I guess covering Roskilde last year has made me a pseudo celebrity in Scandinavia, because never in a million years would I ever think I’d get emails about other Scandinavian festivals. Only problem, the emails have all been in the native language – Swedish, or Norwegian, etc. etc. etc. – and despite my best trying to learn choice phrases in the months prior to Roskilde, I know precious little Danish. A little while ago I received correspondence from this unsigned Swedish band, Ben HoGun; thankfully, their email was in English.

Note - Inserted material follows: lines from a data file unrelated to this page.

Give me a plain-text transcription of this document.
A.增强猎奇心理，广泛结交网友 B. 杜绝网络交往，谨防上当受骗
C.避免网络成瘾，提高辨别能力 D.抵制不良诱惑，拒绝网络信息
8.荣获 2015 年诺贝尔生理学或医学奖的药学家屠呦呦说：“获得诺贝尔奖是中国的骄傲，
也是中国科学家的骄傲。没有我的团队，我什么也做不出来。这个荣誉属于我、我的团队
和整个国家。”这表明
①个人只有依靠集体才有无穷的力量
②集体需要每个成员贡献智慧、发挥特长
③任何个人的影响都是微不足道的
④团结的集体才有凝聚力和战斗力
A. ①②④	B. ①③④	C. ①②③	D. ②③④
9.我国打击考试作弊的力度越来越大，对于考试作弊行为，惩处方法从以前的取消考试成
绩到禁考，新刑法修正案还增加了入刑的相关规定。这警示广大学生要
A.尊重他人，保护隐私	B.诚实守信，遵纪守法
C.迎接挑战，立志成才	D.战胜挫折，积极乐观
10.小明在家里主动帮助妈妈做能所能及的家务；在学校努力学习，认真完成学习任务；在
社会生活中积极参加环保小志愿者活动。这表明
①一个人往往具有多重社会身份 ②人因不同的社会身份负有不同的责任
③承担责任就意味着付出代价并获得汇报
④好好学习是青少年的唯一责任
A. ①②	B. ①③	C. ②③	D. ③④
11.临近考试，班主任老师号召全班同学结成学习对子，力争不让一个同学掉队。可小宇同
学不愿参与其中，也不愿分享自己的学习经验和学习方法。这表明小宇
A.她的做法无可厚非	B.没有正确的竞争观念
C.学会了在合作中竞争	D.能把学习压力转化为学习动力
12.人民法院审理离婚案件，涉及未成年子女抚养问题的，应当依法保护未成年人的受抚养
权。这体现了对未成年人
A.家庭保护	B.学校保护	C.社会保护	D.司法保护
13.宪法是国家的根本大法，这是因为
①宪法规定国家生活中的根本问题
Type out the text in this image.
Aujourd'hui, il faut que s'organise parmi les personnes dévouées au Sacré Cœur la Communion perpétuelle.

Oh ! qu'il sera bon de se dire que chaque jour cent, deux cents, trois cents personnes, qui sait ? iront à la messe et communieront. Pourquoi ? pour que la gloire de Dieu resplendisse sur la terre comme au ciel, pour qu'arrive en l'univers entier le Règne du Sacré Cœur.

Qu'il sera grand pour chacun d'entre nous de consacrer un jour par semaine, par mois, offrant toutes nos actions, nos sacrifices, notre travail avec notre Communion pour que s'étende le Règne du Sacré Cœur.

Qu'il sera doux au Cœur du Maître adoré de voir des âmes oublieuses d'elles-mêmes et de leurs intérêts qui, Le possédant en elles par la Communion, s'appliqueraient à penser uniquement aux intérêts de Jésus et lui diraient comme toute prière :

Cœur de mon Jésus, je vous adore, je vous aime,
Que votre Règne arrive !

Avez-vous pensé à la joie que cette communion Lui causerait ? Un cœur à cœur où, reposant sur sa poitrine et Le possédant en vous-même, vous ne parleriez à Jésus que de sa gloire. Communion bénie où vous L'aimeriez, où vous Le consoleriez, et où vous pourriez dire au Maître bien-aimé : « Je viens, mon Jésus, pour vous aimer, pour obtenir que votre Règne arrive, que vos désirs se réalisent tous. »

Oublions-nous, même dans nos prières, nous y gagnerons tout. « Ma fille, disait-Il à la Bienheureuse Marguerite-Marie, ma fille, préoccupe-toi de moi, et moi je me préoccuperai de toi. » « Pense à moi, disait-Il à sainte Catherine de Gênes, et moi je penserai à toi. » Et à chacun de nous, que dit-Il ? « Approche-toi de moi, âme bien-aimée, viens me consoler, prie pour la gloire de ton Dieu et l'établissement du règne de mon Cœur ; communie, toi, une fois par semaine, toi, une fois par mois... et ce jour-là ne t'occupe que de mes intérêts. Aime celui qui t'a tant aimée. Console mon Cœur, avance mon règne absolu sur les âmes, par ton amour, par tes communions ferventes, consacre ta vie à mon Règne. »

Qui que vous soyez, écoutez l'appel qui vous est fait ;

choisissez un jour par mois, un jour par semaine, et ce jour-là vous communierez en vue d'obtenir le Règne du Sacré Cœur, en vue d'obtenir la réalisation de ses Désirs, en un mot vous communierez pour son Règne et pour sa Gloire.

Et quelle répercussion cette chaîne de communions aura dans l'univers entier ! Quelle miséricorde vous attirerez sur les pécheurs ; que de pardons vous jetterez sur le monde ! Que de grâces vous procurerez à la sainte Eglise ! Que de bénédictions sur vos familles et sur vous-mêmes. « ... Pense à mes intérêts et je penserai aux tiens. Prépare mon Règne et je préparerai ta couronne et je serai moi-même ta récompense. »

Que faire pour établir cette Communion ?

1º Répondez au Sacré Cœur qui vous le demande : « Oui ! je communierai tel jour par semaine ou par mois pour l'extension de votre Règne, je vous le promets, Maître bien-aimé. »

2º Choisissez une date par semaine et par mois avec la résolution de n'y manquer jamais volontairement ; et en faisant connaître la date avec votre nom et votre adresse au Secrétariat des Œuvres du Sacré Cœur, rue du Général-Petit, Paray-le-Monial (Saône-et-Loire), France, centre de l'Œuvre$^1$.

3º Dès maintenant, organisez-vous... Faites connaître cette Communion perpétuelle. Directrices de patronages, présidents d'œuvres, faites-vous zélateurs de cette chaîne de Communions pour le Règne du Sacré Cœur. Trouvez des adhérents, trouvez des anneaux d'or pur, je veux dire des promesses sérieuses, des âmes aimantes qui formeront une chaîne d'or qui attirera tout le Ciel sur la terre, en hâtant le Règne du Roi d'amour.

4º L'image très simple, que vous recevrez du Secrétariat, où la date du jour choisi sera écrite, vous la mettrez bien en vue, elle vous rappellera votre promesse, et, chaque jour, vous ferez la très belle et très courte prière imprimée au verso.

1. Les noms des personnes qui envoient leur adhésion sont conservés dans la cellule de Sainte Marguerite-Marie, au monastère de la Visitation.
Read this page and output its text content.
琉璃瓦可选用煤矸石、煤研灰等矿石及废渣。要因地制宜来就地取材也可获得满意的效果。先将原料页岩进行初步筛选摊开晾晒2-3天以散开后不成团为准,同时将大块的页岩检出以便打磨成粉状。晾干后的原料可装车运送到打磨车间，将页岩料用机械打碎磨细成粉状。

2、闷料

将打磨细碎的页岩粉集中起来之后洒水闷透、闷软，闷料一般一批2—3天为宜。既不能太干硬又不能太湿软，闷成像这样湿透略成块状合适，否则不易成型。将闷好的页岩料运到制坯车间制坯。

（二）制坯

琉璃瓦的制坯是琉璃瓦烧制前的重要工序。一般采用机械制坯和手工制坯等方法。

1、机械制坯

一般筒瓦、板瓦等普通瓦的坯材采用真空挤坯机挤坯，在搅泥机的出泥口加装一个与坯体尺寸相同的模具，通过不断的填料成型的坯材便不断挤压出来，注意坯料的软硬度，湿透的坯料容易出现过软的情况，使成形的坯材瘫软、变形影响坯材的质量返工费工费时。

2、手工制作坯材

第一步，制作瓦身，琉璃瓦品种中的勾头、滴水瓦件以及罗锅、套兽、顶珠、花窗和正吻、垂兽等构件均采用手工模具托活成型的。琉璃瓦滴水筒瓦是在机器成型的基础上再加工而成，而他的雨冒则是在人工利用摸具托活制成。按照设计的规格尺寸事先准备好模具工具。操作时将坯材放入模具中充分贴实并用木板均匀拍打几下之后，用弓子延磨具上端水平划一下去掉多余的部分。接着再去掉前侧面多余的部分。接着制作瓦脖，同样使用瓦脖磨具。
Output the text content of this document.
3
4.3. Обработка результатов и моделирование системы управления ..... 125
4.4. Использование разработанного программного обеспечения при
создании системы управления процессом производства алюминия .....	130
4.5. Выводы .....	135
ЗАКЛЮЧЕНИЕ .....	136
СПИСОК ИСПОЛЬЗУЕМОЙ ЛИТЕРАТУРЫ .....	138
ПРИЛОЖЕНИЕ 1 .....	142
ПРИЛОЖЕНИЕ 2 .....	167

Stick with me, as this next bit sounds confusing: this four-piece is comprised of childhood friends Niklas Eriksson and Björn Kaplan, Oskar Blondell (who went to high school with Kaplan) and Alexander Alexander Buultjens, described on the band’s official Web site as a “younger bass prodigy” (leading me to believe that it’s a situation like Stornoway‘s, where a younger member has joined the ranks of the older core of the band). Ben HoGun also has “a secret fifth element” that sounds very…well, intriguing. The band started in 2008, pooling all of their respective musical, visual and other artistic influences together to make a sound that was uniquely them. They’re from Norrtälje, and from what I can gather on Wikipedia, it’s a small place near Stockholm.
But before I knew all of that, all I had of them was the music video they recorded for their track ‘In the City’. With a sultry bass line and jangly guitars, they sound like a happier White Lies to me. Singer Blondell even has that regretful yearning in his voice that we’ve come to know as trademark Harry McVeigh. I’ve been cuffed for previous lazy journalism comparing another band to White Lies prematurely. But sometimes when you’re a music reviewer, you do what you can do when all you’ve got is one song to go off of.
Because us Americans do not have Spotify (boo), the band nicely provided me their first four-track EP so I could have a further listen to them. Yup. I was right. Vocals? Definite dark Harry McVeigh vibe. They’ve even got a song called ‘To the UK’ that could have nicely fit on ‘To Lose a Life’. Guitars? They’ve got the chops. Okay, I should probably stop talking now because at this point, the White Lies fans are probably lining up, ready to take it out on me in the comments. But before I go, know this: Ben HoGun have been working hard in late 2010 to record their first album, which I have been promised will be out this summer. I’m looking forward to it.